Esta semana, o ímpeto social-populista sobre esta matéria teve um novo episódio, na sequência dos tumultos na Grande Lisboa e das declarações do presidente da Câmara de Loures. Se o autarca reagiu a quente, sem grande ponderação e extravasando as suas competências legais, aqueles que têm vindo a argumentar em sentido contrário não têm prestado um melhor serviço à sociedade e não estão a contribuir para um debate responsável sobre a intervenção social do Estado neste domínio.
Qualquer inquilino particular sabe que o seu contrato de arrendamento pressupõe direitos e obrigações. Nestas últimas, cabem vários comportamentos genericamente associados a pagamentos de renda, zelo sobre a propriedade e respeito pela convivência social. Caso estas regras não sejam cumpridas, o arrendatário também sabe que o despejo é uma possibilidade.
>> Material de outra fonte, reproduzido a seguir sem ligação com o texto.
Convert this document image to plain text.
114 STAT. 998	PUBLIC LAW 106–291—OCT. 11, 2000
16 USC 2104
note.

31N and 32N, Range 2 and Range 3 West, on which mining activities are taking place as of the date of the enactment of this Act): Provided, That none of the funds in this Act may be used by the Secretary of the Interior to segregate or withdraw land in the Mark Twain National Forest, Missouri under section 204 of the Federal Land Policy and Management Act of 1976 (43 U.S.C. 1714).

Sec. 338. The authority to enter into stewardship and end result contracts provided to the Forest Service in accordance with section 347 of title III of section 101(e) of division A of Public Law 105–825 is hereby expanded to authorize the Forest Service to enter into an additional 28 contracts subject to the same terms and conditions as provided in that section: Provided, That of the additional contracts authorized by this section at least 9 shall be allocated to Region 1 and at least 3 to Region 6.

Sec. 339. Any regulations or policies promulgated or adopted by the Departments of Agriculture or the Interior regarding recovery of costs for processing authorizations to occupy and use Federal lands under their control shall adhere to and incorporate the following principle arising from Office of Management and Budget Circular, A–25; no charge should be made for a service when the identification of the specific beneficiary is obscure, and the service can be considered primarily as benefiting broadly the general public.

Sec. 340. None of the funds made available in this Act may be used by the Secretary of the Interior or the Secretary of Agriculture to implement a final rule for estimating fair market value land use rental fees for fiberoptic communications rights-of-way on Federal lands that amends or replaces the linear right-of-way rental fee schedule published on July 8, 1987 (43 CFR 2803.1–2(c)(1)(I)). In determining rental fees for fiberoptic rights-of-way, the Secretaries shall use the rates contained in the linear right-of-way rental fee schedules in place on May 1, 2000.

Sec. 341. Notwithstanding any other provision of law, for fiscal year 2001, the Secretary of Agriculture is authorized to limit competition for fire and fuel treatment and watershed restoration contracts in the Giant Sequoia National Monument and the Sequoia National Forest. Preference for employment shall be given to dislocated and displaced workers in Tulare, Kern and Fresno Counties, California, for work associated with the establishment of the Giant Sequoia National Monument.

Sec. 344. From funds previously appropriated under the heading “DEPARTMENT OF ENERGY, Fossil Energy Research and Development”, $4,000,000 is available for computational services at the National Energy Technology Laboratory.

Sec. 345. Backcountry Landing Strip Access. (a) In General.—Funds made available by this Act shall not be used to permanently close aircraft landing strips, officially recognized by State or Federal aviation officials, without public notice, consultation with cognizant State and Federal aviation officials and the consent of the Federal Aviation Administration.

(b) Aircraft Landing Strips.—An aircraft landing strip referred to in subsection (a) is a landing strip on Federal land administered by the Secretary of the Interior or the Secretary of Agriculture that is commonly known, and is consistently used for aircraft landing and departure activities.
Ao invocar leis fundamentais como argumento para o “não despejo” em habitações sociais, o que insignes juristas, representantes políticos e outros comentadores estão a dizer à comunidade é que existem tratamentos diferentes, consoante se trate de contratos de arrendamento públicos ou particulares. E que, no caso dos primeiros, os direitos não têm equivalência nas obrigações, podendo as pessoas que estão a usufruir de residências pagas pelos contribuintes fazer o que bem lhes apetece, sem que nada aconteça.
Além de distorcida e legalmente controversa, esta visão enferma de uma perigosa desresponsabilização social. Na urgência de descolar do extremismo, os partidos centrais do regime esquecem o óbvio e não medem as consequências do que dizem.